Landa teamed up with Daniel De La Rosa to win Men's Doubles at the 2023 USA Racquetball National Singles and Doubles Championships in Tempe, Arizona, where they beat Wayne Antone and Adam Manilla in final, 15-13, 11-5, 11-8, and reached the final by beating Jake Bredenbeck and Sam Bredenbeck, 12-10, 6-11, 11-7, 10-12, 11-2, in the semi-finals., which qualified them for the 2023 Pan American Games. He also played Mixed Doubles with Michelle De La Rosa, and they lost in the semi-finals to Daniel De La Rosa and Hollie Scott, 14-12, 11-3, 11-9.

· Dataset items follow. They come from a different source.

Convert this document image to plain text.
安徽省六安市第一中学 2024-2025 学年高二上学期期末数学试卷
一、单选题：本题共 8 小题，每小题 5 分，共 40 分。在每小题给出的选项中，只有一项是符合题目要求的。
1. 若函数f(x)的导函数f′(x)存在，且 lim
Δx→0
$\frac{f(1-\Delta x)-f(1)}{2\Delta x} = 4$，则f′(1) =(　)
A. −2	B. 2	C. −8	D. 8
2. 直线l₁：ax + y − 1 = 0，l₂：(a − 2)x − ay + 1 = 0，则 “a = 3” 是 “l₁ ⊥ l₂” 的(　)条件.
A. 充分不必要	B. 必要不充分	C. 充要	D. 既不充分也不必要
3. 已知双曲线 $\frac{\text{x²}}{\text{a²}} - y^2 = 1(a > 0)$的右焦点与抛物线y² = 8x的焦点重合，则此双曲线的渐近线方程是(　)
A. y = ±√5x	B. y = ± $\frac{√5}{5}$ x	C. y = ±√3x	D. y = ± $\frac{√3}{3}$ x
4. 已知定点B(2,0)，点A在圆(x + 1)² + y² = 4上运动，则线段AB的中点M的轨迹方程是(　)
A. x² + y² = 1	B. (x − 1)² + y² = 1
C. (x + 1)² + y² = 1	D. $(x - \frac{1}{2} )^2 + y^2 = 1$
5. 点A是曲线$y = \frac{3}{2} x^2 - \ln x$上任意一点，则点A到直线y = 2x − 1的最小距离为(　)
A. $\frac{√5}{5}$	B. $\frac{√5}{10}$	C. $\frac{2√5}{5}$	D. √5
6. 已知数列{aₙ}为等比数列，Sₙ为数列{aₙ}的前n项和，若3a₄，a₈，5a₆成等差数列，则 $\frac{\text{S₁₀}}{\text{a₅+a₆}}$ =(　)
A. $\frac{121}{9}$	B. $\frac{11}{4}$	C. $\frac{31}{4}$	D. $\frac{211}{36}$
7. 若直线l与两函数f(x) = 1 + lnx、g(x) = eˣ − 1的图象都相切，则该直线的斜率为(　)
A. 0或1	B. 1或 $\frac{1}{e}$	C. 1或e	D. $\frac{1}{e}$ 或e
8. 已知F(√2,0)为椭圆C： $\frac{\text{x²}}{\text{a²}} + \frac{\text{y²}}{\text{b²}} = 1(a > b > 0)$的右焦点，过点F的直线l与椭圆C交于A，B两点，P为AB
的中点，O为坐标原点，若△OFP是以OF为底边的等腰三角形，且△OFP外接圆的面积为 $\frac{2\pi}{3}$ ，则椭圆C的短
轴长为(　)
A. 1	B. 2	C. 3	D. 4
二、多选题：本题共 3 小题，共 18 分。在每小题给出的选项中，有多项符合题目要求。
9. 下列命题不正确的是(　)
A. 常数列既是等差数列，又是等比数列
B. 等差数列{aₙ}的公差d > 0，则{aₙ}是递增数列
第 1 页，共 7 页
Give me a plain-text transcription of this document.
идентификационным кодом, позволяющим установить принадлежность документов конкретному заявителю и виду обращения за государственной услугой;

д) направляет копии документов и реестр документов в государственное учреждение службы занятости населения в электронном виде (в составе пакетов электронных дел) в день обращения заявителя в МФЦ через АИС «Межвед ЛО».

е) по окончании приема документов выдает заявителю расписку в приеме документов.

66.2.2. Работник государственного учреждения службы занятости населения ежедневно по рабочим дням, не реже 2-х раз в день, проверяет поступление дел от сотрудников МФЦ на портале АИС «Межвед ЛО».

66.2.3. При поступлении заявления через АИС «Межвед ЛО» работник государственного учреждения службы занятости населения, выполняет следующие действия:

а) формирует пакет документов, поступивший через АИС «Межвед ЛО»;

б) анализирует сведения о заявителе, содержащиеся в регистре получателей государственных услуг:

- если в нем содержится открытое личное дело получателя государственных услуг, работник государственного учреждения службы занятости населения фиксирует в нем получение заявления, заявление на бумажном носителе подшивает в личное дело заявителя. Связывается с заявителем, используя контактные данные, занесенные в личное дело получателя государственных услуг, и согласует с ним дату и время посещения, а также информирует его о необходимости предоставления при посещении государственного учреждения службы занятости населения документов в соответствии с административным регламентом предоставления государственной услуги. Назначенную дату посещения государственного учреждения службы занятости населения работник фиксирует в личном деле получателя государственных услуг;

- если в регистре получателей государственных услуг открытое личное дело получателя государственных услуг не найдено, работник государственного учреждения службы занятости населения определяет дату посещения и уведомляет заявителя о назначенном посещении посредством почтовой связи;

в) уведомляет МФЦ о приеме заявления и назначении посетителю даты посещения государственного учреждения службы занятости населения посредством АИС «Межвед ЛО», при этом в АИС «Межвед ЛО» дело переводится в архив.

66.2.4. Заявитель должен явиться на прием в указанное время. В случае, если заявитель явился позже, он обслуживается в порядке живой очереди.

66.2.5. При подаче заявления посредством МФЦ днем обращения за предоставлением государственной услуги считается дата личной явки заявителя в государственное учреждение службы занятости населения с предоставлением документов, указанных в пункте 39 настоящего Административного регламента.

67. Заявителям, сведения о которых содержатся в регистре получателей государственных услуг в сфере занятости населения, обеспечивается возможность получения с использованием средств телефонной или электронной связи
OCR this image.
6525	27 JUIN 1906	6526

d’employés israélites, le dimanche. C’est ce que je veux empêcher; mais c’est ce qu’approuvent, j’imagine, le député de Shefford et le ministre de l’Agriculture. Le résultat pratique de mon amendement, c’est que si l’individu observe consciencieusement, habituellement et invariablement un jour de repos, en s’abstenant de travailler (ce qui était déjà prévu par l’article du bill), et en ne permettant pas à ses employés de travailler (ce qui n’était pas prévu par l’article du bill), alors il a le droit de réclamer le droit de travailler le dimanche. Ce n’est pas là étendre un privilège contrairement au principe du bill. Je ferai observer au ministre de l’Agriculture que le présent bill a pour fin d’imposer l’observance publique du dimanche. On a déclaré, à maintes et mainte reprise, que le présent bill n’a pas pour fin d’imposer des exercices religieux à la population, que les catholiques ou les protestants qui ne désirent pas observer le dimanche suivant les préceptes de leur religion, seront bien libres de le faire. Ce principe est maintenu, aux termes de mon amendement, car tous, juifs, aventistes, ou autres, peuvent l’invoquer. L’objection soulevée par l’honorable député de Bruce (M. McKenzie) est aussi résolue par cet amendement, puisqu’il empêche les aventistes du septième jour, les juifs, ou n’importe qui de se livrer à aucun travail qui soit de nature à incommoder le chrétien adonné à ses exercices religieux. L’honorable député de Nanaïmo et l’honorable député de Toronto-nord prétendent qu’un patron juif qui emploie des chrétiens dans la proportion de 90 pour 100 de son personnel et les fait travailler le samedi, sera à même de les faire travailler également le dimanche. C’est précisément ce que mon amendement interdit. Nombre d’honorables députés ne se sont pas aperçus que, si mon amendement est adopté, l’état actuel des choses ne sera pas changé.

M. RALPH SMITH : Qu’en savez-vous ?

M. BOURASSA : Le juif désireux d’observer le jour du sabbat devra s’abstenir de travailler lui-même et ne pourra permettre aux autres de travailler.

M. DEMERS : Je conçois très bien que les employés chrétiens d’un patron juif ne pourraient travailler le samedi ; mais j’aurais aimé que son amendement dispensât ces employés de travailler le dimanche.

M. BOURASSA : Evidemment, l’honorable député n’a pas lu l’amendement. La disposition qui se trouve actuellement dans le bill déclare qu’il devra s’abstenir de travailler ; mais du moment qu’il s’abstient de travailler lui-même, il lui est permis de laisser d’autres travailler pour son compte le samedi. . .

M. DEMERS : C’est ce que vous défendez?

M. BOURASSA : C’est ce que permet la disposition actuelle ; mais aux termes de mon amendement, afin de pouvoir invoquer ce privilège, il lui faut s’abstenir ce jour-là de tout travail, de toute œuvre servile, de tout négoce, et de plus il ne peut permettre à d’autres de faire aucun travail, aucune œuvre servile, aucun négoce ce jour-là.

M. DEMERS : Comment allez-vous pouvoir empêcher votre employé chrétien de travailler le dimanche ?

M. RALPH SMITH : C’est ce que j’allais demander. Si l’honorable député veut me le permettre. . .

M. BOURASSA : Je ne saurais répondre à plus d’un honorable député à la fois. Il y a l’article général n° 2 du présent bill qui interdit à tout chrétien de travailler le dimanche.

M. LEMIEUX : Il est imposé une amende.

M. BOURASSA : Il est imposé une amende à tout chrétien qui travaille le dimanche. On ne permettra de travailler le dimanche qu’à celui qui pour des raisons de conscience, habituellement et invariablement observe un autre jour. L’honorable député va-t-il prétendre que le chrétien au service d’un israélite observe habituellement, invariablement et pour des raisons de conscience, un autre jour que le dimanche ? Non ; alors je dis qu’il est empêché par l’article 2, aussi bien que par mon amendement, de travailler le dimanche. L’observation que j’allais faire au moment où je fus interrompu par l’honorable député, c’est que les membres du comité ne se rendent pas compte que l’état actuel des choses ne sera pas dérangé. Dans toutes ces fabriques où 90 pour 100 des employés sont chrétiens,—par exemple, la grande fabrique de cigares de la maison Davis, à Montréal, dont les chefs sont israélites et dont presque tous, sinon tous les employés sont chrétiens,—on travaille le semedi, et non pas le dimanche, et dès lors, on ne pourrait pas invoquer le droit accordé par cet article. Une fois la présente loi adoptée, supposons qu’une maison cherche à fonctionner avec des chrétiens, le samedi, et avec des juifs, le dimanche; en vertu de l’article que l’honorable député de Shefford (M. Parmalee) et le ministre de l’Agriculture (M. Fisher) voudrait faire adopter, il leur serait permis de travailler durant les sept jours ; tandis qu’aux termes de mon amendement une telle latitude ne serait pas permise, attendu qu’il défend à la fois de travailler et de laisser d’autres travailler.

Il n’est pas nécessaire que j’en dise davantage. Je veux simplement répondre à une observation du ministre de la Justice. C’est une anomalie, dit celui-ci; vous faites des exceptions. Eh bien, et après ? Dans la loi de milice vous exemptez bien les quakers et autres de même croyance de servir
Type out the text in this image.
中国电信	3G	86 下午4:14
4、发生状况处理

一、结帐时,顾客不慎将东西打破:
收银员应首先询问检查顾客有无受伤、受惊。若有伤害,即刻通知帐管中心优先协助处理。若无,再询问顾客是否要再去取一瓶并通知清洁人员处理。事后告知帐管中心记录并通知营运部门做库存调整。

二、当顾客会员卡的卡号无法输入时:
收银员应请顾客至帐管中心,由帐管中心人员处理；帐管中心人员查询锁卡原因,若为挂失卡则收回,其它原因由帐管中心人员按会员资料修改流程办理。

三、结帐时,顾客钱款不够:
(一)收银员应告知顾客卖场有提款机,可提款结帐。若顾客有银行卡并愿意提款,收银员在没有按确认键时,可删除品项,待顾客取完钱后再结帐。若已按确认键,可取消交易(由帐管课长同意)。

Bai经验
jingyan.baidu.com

At the 2023 Pan American Games, Landa and De La Rosa lost in the quarterfinals of Men's Doubles to Canadians Coby Iwaasa and Samuel Murray, 4-11, 8-11, 11-8, 11-8, 11-4. But he earned a bronze medal in the Men's Team event, as the USA lost in the semi-finals to Bolivia.

Landa announced that he would retire at the end of 2023, as injuries have hampered his training and he's going to devote more time to his family and other personal interests.